Suspecting foul play, the ID-advancing Discovery Institute, of which Gonzalez is a senior fellow, filed public records requests for ISU documents and emails pertaining to the case. Initially, the university resisted, complying only after the parties engaged in a game of litigation chicken. Upon receiving the documents, the Seattle-based institute hoped to submit them to the Iowa Board of Regents as part of an appeal in the tenure case.

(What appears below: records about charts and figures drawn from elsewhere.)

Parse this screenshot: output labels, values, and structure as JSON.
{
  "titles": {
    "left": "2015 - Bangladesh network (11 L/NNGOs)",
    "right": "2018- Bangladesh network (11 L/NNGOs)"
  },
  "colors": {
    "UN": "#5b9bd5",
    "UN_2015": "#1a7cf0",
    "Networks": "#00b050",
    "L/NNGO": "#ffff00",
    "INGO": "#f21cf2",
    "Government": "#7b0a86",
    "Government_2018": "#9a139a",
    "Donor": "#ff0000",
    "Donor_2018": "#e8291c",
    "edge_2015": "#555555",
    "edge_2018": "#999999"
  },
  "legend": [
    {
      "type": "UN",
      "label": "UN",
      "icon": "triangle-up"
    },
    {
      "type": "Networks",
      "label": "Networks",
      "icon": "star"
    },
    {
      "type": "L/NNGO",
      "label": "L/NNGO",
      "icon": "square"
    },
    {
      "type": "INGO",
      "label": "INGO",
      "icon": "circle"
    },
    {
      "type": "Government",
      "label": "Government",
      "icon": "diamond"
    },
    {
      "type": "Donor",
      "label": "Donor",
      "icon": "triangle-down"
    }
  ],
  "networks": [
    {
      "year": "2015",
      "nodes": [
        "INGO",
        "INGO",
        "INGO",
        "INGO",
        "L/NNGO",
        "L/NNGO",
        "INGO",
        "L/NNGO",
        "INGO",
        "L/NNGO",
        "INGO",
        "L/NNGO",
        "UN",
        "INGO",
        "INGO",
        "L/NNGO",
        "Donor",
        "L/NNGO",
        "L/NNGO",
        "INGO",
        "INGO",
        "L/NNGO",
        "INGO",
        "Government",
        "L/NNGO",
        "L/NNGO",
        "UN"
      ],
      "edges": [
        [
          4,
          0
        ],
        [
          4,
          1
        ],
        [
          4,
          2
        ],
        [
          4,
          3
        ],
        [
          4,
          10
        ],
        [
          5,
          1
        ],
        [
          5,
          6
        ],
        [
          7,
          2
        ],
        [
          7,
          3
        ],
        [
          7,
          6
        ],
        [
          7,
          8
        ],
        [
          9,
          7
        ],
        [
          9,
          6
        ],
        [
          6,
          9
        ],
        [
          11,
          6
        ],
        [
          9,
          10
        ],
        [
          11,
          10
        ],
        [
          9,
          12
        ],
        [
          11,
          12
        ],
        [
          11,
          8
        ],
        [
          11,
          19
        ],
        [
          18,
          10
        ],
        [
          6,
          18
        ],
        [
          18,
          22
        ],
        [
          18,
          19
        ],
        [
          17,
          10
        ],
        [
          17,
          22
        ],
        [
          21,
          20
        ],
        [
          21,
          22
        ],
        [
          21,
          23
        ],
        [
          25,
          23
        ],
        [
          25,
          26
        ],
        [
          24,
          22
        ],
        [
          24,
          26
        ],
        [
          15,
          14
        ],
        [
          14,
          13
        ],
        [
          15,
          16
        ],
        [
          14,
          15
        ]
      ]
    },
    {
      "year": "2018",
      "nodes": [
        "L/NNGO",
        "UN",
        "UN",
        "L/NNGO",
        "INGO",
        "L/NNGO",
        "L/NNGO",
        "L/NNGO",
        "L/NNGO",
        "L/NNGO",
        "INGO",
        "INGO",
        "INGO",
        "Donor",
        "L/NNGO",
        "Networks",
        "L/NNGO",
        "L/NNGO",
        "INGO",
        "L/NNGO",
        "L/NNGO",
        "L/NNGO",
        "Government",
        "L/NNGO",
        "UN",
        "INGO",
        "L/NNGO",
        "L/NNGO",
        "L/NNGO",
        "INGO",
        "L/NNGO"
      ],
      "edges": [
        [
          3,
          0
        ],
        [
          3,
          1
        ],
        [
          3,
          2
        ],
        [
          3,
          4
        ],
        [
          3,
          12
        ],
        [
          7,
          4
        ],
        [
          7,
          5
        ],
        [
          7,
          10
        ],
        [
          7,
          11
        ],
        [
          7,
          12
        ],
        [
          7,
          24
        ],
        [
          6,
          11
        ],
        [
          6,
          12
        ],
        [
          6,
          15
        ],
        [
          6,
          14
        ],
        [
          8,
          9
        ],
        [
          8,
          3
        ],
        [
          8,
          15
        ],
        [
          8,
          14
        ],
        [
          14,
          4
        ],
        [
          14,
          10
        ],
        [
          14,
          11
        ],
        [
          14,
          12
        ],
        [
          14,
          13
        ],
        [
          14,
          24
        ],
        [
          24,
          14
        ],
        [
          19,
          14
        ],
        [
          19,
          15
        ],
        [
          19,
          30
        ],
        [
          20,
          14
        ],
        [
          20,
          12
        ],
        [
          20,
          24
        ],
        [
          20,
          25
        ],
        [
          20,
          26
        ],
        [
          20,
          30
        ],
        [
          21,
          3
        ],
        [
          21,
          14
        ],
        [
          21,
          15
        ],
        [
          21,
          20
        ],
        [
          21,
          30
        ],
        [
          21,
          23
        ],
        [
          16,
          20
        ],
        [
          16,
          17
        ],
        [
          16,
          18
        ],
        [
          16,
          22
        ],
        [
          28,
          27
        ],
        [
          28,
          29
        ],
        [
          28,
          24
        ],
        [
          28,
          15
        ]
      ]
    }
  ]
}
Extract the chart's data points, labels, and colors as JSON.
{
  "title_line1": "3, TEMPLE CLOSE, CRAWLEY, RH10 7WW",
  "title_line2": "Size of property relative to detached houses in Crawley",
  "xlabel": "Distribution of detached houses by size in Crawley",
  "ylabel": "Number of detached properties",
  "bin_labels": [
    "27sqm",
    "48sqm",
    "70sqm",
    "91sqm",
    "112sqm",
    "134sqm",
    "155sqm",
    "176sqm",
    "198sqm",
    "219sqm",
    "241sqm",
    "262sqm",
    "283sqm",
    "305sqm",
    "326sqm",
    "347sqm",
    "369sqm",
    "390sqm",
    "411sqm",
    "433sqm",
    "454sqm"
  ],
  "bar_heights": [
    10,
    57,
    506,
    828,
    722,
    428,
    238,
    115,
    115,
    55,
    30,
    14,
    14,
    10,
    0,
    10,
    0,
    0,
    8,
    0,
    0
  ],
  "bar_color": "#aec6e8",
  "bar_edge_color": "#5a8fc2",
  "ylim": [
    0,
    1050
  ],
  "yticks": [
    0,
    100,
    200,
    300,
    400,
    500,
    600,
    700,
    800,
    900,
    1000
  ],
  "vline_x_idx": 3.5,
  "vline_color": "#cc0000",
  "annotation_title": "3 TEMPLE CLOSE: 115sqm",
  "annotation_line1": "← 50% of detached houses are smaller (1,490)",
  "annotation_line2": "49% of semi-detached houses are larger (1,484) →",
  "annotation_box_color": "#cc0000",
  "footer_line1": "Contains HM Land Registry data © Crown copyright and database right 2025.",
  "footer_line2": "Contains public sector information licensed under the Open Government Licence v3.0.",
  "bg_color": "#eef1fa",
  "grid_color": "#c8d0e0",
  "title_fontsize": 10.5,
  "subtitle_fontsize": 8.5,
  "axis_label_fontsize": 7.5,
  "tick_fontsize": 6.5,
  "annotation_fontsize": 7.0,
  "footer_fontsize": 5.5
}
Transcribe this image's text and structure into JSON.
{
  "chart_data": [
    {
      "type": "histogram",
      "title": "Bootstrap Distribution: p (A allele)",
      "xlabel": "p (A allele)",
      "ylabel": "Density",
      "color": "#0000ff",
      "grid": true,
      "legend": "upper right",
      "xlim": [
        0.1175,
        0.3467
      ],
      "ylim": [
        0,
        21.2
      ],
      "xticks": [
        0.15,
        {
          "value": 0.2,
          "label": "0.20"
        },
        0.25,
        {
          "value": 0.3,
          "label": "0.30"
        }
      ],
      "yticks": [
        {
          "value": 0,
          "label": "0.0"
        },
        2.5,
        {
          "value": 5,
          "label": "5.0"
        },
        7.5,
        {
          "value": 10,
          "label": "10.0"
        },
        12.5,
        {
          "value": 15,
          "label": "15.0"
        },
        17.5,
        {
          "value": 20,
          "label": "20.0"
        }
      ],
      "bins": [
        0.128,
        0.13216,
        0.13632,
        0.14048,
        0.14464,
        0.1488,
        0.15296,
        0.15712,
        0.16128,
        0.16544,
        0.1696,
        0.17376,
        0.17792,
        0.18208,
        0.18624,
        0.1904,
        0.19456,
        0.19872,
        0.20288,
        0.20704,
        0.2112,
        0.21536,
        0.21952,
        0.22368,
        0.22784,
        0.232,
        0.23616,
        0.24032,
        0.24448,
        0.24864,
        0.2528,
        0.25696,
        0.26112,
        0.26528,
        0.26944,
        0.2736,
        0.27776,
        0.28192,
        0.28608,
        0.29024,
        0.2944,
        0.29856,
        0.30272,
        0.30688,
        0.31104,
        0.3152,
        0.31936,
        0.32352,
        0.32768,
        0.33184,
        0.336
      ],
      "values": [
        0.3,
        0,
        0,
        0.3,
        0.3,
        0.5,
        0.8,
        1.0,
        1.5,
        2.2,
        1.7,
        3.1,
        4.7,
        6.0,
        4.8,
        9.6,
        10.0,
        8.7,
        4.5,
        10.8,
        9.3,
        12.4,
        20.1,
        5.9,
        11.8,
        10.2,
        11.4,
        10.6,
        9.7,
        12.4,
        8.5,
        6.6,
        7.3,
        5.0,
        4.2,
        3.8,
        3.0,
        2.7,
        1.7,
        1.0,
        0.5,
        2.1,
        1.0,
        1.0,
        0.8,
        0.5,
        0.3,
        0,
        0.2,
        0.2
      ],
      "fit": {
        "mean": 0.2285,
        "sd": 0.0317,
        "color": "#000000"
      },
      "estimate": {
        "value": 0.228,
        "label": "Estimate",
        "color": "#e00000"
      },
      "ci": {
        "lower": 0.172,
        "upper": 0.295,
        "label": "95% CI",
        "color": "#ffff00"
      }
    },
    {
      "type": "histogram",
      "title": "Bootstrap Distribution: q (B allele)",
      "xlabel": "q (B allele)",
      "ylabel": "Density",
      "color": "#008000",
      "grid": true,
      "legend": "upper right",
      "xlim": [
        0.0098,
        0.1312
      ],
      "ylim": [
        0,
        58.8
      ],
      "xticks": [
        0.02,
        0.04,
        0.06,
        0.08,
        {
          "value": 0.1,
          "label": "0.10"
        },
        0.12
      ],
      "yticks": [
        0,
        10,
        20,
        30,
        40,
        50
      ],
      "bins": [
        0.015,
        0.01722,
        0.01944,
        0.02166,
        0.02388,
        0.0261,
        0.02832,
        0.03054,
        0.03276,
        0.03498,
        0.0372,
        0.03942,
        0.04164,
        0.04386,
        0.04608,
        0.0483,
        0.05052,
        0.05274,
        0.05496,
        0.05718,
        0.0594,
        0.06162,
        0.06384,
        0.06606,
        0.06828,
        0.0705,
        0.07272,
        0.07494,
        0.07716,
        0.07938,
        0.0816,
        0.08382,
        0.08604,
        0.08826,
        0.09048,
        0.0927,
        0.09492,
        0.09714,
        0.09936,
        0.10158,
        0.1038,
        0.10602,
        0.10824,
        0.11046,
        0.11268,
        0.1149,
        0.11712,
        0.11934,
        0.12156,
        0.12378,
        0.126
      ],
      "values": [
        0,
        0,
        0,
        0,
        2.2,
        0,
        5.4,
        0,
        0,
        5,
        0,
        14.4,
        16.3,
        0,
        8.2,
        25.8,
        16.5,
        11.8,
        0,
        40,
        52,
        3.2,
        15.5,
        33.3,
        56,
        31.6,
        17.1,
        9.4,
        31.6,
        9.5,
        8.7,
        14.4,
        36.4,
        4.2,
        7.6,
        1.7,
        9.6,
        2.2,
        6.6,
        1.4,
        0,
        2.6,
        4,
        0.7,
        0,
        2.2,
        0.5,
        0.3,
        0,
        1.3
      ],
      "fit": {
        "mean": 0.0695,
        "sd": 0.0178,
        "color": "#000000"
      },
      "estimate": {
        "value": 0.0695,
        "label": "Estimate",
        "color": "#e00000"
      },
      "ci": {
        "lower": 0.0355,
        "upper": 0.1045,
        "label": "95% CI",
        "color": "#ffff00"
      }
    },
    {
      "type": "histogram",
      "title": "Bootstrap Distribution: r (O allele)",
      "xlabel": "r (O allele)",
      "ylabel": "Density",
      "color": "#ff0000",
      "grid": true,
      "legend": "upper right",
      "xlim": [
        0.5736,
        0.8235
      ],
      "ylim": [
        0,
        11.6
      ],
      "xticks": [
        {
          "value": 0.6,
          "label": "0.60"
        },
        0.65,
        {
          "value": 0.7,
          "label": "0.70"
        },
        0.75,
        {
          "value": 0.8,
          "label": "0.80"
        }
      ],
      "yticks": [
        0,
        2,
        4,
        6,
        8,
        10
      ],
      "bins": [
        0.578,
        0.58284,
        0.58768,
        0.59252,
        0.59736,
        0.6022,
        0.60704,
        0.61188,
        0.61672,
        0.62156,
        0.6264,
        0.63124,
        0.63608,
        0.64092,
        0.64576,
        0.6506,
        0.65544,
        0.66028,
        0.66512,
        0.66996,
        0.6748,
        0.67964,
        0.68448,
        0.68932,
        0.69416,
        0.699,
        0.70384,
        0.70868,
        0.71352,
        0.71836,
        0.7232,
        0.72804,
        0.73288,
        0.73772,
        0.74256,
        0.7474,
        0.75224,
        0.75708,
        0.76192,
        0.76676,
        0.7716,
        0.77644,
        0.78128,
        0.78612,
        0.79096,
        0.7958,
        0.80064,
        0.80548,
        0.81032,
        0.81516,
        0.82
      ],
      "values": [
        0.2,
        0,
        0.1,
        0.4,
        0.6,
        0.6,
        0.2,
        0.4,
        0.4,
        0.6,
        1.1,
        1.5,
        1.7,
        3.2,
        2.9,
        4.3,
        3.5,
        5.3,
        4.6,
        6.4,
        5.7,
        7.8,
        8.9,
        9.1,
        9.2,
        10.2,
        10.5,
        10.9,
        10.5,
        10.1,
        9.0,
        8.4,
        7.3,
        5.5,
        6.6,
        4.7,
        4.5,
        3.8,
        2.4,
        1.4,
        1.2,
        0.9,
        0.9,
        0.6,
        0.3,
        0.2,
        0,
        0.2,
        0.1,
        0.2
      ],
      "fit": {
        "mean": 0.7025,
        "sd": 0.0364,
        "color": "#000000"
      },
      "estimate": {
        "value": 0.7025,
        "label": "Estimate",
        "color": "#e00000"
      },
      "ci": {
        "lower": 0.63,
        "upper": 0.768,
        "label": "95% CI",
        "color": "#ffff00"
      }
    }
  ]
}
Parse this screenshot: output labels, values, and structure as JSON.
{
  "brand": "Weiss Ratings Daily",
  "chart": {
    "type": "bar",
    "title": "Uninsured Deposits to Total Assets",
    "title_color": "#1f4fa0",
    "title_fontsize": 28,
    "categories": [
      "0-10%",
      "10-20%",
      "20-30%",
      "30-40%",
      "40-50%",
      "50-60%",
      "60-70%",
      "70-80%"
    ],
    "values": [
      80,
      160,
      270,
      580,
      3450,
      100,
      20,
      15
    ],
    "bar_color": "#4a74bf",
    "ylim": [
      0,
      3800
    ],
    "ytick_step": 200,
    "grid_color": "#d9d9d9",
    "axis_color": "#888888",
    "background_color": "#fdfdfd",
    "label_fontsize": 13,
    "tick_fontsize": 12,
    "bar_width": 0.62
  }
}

But the Board of Regents refused to consider them, driving Gonzalez to go public "to repair my professional academic reputation."
An independent source, the Des Moines Register, also filed a public records request and went public with the documents two days before the Discovery Institute press conference on Dec. 3. The newspaper reached a similar conclusion to Gonzalez, calling the material in the emails "contrary to what ISU officials emphasized" last spring.
Indeed, one 2005 email from physics and astronomy professor Bruce Harmon states that Gonzalez "is claiming ID is a proper branch of science, and so I think he opens it up in his tenure consideration. I would have thought an intelligent person would have at least kept quiet until after tenure."
Dozens of other messages mock Gonzalez and his ID work, lumping him with "idiots" and "religious nutcases." Others reveal a plan within the department to release an anti-ID petition meant "to discredit" Gonzalez. That petition fizzled after astronomy professor Steve Kawaler warned "it could be used to justify a legal claim of a hostile work environment" and it "works directly against our need to ensure and display a fair tenure review."
In response to Kawaler, physics professor John Clem wrote that he agreed with not publishing the petition for fear that it might help Gonzalez get tenure: "As for the unfortunate publicity we are receiving and the embarrassment we feel as a department, I think the best policy is to just grin and bear it for the next couple of years."
Physics and Astronomy Department chair Eli Rosenberg, who was included on several pejorative emails regarding Gonzalez and ID, appealed to such departmental bias in his recommendation to faculty that they vote against tenure: "The fact that Dr. Gonzalez does not understand what constitutes both science and a scientific theory disqualifies him from serving as a science educator."
With such clear anti-ID motivation still secret this past May, Rosenberg insisted in an interview with WORLD that ID "was not an overriding factor in the decision that was made at the departmental level."
University spokesman John McCarroll, who was present during Rosenberg's explanation to WORLD, says he cannot add to those comments. McCarroll also stands by the statement last spring from ISU president Gregory Geoffroy, who did not cite ID among the several performance-based factors he considered in denying Gonzalez's initial appeal.
The Iowa Board of Regents has yet to rule on Gonzalez's final appeal and will not convene again until February. "My chances of staying here now are pretty slim," the soft-spoken astronomer conceded. "But I need to clear my name."